Nontraditional partners, including China and India, have been striking huge deals in Nigeria's petroleum sector. Earlier this month, the China National Offshore Oil Corporation announced a US$2.27 billion acquisition of a share in an oil block.
Chronic poverty and oil pollution have stoked the delta's regular violence over the past decade. Peaceful dialogue took a blow in 1995, when writer Ken Saro-Wiwa and eight other activists from his Ogoni tribe were executed under the brutal regime of the late dictator Gen. Sani Abacha. They were hanged for the murder of four political rivals, but Saro-Wiwa's supporters say he was really targeted because he led protests against environmental damage by Shell.
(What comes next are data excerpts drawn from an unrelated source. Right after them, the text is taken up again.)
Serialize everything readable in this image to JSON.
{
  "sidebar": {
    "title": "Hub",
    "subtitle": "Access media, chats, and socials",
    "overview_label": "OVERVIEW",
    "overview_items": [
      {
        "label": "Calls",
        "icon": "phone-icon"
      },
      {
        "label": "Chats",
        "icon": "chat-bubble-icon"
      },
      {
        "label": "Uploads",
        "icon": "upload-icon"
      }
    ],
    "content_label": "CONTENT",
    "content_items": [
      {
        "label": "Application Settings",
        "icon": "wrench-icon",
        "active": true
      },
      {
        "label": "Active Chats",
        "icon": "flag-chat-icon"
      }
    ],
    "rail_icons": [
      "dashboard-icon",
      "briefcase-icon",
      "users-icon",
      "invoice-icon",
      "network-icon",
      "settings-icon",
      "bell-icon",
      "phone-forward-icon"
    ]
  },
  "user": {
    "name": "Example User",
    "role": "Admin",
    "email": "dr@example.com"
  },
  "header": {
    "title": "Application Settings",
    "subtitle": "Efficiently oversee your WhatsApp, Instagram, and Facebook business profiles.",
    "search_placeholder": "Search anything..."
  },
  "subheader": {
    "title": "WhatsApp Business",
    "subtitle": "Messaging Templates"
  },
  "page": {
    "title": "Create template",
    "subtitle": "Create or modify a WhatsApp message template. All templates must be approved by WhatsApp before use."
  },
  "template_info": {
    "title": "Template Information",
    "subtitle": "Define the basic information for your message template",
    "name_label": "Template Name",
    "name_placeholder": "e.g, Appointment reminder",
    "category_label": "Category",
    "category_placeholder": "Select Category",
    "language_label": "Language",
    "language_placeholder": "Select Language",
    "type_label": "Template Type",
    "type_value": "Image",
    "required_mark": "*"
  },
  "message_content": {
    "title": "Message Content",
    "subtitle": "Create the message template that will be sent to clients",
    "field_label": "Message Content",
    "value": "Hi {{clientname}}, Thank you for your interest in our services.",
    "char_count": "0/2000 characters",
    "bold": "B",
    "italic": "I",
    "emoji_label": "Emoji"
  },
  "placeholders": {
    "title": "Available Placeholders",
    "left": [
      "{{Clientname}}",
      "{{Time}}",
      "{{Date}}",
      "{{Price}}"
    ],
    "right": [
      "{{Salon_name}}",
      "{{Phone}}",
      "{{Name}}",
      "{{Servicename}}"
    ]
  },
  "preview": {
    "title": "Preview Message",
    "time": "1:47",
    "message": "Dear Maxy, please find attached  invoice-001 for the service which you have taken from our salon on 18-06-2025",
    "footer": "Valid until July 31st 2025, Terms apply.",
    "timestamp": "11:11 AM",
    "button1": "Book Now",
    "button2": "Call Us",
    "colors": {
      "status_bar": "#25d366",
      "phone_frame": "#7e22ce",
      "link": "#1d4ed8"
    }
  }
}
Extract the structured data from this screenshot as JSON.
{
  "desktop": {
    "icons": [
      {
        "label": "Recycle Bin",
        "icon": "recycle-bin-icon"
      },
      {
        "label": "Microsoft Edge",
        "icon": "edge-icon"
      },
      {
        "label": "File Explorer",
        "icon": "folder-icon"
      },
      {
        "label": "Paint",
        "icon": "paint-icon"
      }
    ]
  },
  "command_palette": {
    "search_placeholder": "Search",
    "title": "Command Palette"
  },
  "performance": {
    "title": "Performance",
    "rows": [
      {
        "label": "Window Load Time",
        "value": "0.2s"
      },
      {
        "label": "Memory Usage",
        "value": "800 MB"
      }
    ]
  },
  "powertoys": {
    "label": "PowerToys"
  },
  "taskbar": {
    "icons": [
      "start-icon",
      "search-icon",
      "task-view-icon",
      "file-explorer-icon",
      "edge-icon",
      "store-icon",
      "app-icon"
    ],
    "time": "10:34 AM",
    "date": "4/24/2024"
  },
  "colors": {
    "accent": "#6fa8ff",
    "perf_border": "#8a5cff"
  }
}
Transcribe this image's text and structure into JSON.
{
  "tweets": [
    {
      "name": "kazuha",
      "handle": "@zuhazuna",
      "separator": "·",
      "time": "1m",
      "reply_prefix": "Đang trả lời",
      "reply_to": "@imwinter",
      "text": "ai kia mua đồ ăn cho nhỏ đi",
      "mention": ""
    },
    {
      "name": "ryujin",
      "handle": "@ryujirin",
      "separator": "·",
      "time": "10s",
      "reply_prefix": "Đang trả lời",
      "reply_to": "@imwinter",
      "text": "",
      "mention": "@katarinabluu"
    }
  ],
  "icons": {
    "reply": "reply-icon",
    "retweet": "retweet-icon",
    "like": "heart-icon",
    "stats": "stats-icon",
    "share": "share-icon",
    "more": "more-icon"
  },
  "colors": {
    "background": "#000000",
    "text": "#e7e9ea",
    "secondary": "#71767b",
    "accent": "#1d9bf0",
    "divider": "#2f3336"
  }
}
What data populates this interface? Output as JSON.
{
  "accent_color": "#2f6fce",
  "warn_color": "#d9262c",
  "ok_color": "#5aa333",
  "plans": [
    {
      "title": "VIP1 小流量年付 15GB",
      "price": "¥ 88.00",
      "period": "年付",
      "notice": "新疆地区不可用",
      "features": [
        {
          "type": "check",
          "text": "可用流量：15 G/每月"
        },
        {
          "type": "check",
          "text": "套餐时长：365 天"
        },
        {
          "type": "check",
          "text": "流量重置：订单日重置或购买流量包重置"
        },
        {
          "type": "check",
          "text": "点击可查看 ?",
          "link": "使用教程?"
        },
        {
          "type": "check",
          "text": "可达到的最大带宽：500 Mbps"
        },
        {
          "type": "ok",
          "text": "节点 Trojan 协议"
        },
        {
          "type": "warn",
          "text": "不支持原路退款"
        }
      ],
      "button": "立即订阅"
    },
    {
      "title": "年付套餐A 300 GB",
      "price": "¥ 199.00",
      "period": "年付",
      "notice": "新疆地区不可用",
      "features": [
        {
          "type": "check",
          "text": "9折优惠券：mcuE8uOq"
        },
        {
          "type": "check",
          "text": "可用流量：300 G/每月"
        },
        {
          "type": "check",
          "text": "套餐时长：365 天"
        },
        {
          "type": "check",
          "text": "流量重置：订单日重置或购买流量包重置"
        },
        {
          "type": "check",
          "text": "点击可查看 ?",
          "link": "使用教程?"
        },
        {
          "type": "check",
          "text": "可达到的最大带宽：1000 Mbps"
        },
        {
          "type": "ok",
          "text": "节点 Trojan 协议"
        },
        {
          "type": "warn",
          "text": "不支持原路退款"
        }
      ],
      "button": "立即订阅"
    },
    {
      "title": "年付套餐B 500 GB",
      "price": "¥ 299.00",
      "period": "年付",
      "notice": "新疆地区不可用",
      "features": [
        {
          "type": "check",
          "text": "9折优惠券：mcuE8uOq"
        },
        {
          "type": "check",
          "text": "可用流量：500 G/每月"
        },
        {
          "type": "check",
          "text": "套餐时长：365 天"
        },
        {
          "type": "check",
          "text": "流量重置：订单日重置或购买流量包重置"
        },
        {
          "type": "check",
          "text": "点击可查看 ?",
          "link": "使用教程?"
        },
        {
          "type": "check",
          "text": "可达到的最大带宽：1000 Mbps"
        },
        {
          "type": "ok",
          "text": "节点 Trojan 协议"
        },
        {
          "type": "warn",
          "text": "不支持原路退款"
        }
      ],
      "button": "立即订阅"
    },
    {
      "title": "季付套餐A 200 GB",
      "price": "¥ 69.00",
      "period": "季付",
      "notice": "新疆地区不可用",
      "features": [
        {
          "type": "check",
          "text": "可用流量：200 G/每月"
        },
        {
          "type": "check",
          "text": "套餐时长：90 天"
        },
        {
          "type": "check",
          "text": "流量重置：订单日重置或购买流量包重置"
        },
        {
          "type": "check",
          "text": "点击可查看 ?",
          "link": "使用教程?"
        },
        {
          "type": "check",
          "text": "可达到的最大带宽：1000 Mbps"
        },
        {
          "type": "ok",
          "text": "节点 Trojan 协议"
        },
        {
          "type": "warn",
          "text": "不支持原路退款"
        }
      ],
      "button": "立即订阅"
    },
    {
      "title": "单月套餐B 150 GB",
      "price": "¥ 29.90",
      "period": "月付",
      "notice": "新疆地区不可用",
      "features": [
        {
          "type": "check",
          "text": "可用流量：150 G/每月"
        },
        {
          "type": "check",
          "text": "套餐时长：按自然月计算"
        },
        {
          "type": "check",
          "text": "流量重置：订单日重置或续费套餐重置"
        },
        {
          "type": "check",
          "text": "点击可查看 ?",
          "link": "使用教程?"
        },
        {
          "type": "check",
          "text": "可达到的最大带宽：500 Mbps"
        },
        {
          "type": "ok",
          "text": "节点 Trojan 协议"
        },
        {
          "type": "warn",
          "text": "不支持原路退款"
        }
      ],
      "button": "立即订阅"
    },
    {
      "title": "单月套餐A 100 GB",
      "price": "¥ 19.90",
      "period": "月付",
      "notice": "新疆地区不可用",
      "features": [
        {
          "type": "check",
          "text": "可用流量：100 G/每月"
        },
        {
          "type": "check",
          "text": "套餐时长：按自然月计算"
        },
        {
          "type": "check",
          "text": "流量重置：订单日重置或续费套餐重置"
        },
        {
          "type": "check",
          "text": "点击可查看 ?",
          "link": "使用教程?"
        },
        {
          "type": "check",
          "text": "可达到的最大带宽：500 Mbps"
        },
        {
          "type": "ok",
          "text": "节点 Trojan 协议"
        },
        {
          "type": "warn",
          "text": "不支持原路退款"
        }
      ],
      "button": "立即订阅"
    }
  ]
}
Since then, there have been countless local community protests.
Abel Oshevire, a spokesman for the regional Delta state government, says that local authorities are trying to find a permanent solution by tackling key issues such as poverty and education. But the regional government needs to be given control of oil resources, and to have much more money, says Oshevire.
Critics say that, with 13 percent of oil revenues flowing back to them, oil-producing states have plenty of money, but that governors squander or steal it.
Rights campaigner Von Kemedi said he is worried the military may eventually step in. On previous occasions, the army has responded to the killing of security forces or government officials with “punitive raids,” in which villages are razed and dozens, even hundreds, massacred. Concern for the hostages most likely prevented a major crackdown this time around.